Closed smohanan20 closed 9 months ago
Can one of the admins check and authorise this run please: https://ci.kronosnet.org/job/fence-agents/job/fence-agents-pipeline/job/PR-558/1/input
Do you have a reproducer? We're having issues reproducing this in our env.
Steps that I’ve used to reproduce ISID issue
What do you use to create a 2nd session? We're unable to do it with targetcli.
The initial repro was with a storage vendor that exposes the target/lun. But I can reproduce with targetcli post reboots:
create iqn.2003-01.org.linux-iscsi.localhost.x8664:disk<0-1,5-6>
iscsiadm -m discover -t st -p <ip>
iscsiadm -m node -l
iscsiadm -m session -P 3 | grep 'SID\|Target:'
Target: iqn.2003-01.org.linux-iscsi.localhost.x8664:disk0 (non-flash) SID: 27 Target: iqn.2003-01.org.linux-iscsi.localhost.x8664:disk1 (non-flash) SID: 28 Target: iqn.2003-01.org.linux-iscsi.localhost.x8664:disk5 (non-flash) SID: 29 Target: iqn.2003-01.org.linux-iscsi.localhost.x8664:disk6 (non-flash) SID: 30
3. Create another new iscsi target - disk2 and establish same session. disk 2 gets SID 31
iscsiadm -m discovery -t st -p
Target: iqn.2003-01.org.linux-iscsi.localhost.x8664:disk0 (non-flash) SID: 27 Target: iqn.2003-01.org.linux-iscsi.localhost.x8664:disk1 (non-flash) SID: 28 Target: iqn.2003-01.org.linux-iscsi.localhost.x8664:disk5 (non-flash) SID: 29 Target: iqn.2003-01.org.linux-iscsi.localhost.x8664:disk6 (non-flash) SID: 30 Target: iqn.2003-01.org.linux-iscsi.localhost.x8664:disk2 (non-flash) SID: 31
5. I rebooted the client and listed down sessions
iscsiadm -m session -P 3 | grep 'SID|Target:'
Target: iqn.2003-01.org.linux-iscsi.localhost.x8664:disk6 (non-flash) SID: 10 Target: iqn.2003-01.org.linux-iscsi.localhost.x8664:disk2 (non-flash) SID: 11 ... Target: iqn.2003-01.org.linux-iscsi.localhost.x8664:sn.f703c1d91bd7 (non-flash) SID: 6 Target: iqn.2003-01.org.linux-iscsi.localhost.x8664:disk0 (non-flash) SID: 7 Target: iqn.2003-01.org.linux-iscsi.localhost.x8664:disk1 (non-flash) SID: 8 Target: iqn.2003-01.org.linux-iscsi.localhost.x8664:disk5 (non-flash) SID: 9
The SIDs were not consistent with the order pre-reboot.
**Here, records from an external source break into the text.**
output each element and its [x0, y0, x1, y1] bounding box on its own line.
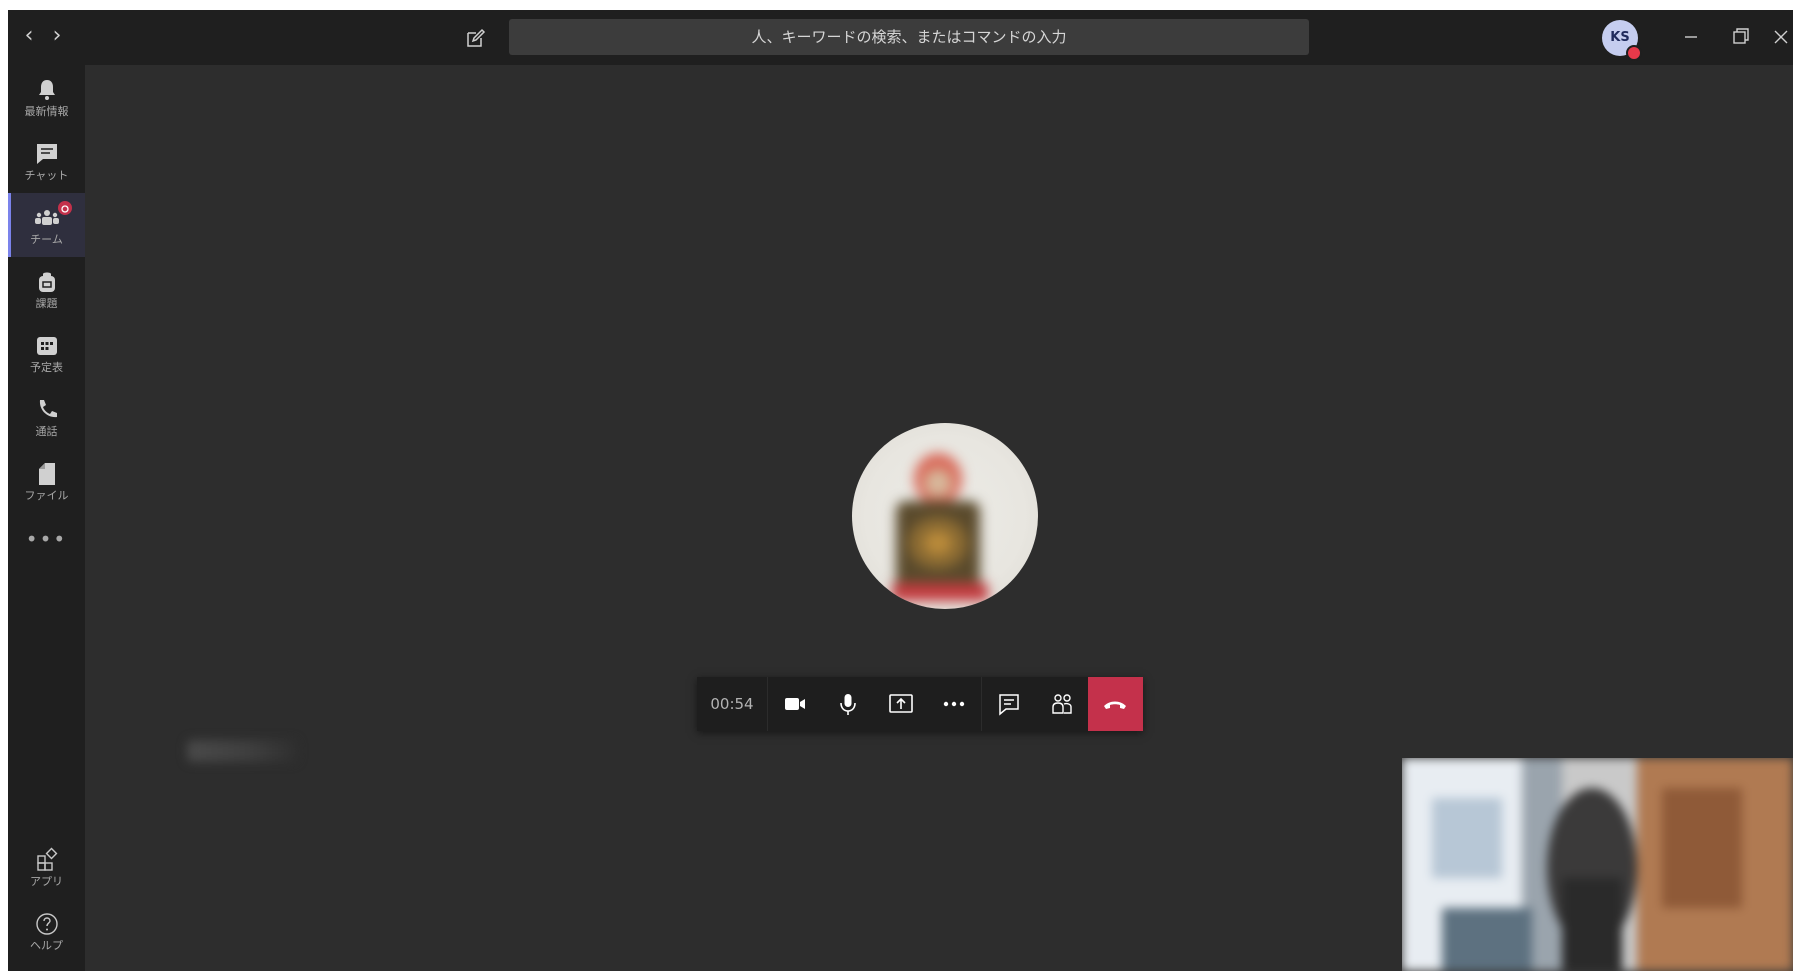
- title-bar: ‹ › 人、キーワードの検索、またはコマンドの入力 KS: [8, 10, 1793, 65]
- self-video-feed: [1402, 758, 1793, 971]
- forward-arrow-icon[interactable]: ›: [46, 24, 68, 48]
- hangup-icon: [1104, 701, 1126, 709]
- rail-item-apps[interactable]: アプリ: [8, 835, 85, 899]
- rail-item-files[interactable]: ファイル: [8, 449, 85, 513]
- backpack-icon: [34, 269, 60, 295]
- close-icon[interactable]: [1769, 22, 1793, 52]
- file-icon: [34, 461, 60, 487]
- rail-label: ファイル: [24, 489, 69, 502]
- help-icon: [34, 911, 60, 937]
- phone-icon: [34, 397, 60, 423]
- app-root: ‹ › 人、キーワードの検索、またはコマンドの入力 KS 最新情報 チャット チ…: [0, 0, 1793, 971]
- more-apps-icon[interactable]: •••: [8, 525, 85, 565]
- share-screen-icon: [889, 694, 913, 713]
- rail-item-teams[interactable]: チーム: [8, 193, 85, 257]
- rail-item-chat[interactable]: チャット: [8, 129, 85, 193]
- search-input[interactable]: 人、キーワードの検索、またはコマンドの入力: [509, 19, 1309, 55]
- back-arrow-icon[interactable]: ‹: [18, 24, 40, 48]
- teams-window: ‹ › 人、キーワードの検索、またはコマンドの入力 KS 最新情報 チャット チ…: [8, 10, 1793, 971]
- rail-item-calendar[interactable]: 予定表: [8, 321, 85, 385]
- microphone-icon: [840, 694, 856, 715]
- show-participants-button[interactable]: [1035, 677, 1088, 731]
- rail-item-activity[interactable]: 最新情報: [8, 65, 85, 129]
- rail-label: チーム: [30, 233, 63, 246]
- rail-item-help[interactable]: ヘルプ: [8, 899, 85, 963]
- rail-label: ヘルプ: [30, 939, 63, 952]
- call-controls-bar: 00:54: [697, 677, 1143, 731]
- restore-icon[interactable]: [1721, 22, 1761, 52]
- rail-item-assignments[interactable]: 課題: [8, 257, 85, 321]
- share-screen-button[interactable]: [874, 677, 927, 731]
- app-bar: 最新情報 チャット チーム 課題 予定表 通話 ファイル ••• アプリ ヘルプ: [8, 65, 85, 971]
- call-duration: 00:54: [697, 677, 768, 731]
- rail-label: アプリ: [30, 875, 63, 888]
- calendar-icon: [34, 333, 60, 359]
- call-stage: 00:54: [85, 65, 1793, 971]
- participants-icon: [1052, 694, 1072, 714]
- status-indicator-icon: [1626, 45, 1642, 61]
- rail-label: 通話: [35, 425, 58, 438]
- bell-icon: [34, 77, 60, 103]
- show-conversation-button[interactable]: [982, 677, 1035, 731]
- participant-avatar: [852, 423, 1038, 609]
- rail-label: 最新情報: [24, 105, 69, 118]
- compose-icon[interactable]: [463, 27, 487, 51]
- self-video-preview: [1402, 758, 1793, 971]
- mention-badge-icon: [56, 199, 74, 217]
- hang-up-button[interactable]: [1088, 677, 1143, 731]
- apps-icon: [34, 847, 60, 873]
- chat-icon: [34, 141, 60, 167]
- microphone-button[interactable]: [821, 677, 874, 731]
- participant-name-blurred: [187, 740, 297, 762]
- more-options-icon: [943, 701, 965, 707]
- camera-icon: [785, 698, 805, 710]
- camera-button[interactable]: [768, 677, 821, 731]
- minimize-icon[interactable]: [1671, 22, 1711, 52]
- more-options-button[interactable]: [927, 677, 980, 731]
- chat-icon: [999, 694, 1019, 716]
- rail-label: 課題: [35, 297, 58, 310]
- rail-item-calls[interactable]: 通話: [8, 385, 85, 449]
- rail-label: 予定表: [30, 361, 63, 374]
- rail-label: チャット: [24, 169, 69, 182]
- participant-photo: [892, 453, 988, 601]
I can have registration with a SID before reboot and now post-reboot(or any disconnects for that matter) may get a new SID i.e., ISID would make the registration obsolete.
retest this please
@oalbrigt Did you have anything specific in mind for me to test?
No. That was for our CI to run it's tests.
Thanks.
Problem:
When a device is powered off (preempted), fence_scsi agent assumes that the client has a registration to the device and sends a preempt-and-abort request on the key held by the other device. This fails due to reservation conflict if the host registration has a conflicting ISID. (Another manifestation of problem https://github.com/ClusterLabs/fence-agents/pull/529)
Impact:
If the local host is unable to preempt any other hosts because a matching registration with local host is not found, then the local host won't be able to start the resources.
Proposed Fix:
To fix this, the agent needs to register with the host key before it tries a preempt request.